In the last few years, most of the university clinic's treatment-naïve HIV patients receive genotypes, which follows the recent trend among HIV clinicians, Grubb says.
"Unless there's some drastic reason, we'll wait for the genotype," Grubb says. "So at our clinic, usually we'll obtain a genotype at the patient's first visit, and then when we see the patient again we'll make a decision for their care based on the guidelines of standard therapy and the genotype profile."
The genotype adds to the whole picture, giving clinicians an idea of which regimens to avoid, she adds.
Investigators conducted a retrospective analysis of all genotypes performed on the treatment-naïve patients seen between 2003 and 2005, and they found that 7 percent of the subjects had a K103 mutation, Grubb says.
"If a patient has a K103 mutation, you would not want to start him on a Sustiva-based regimen," Grubb notes. "So many people are started on Sustiva these days, it's good to know if they're going to be resistant against it."
TAM or nonnucleoside reverse transcriptase inhibitor (NNRTI) mutations were found in 5 percent of patients, she adds.
"That's more difficult to characterize because you'd have to make that determination on an individual basis," Grubb says. "But it would be helpful to know what the mutation is, and then you could have a more goal-directed decision on antiretrovirals."

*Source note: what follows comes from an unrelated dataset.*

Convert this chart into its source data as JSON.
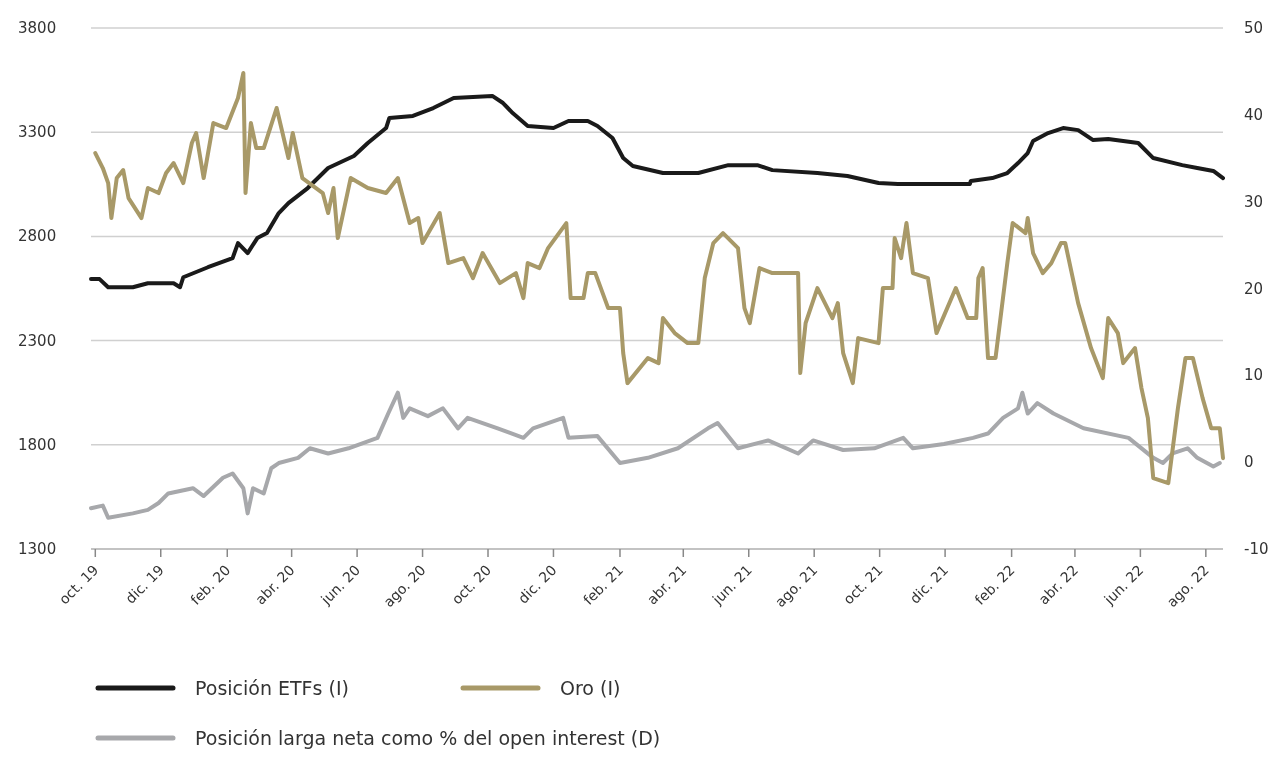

Patients who have antiretroviral resistance before they start therapy should be given reinforcement counseling about medication adherence, Grubb suggests.
"They already may have a reduced response to some medications, and they have limited their options already, even before they started their treatment," she says.
At the university clinic, these patients meet with a clinician for an hour of HIV education, Grubb says.
"A nurse practitioner sits down with them and reviews all educational questions and compliance issues," she says. "And we have case managers and social workers who assist."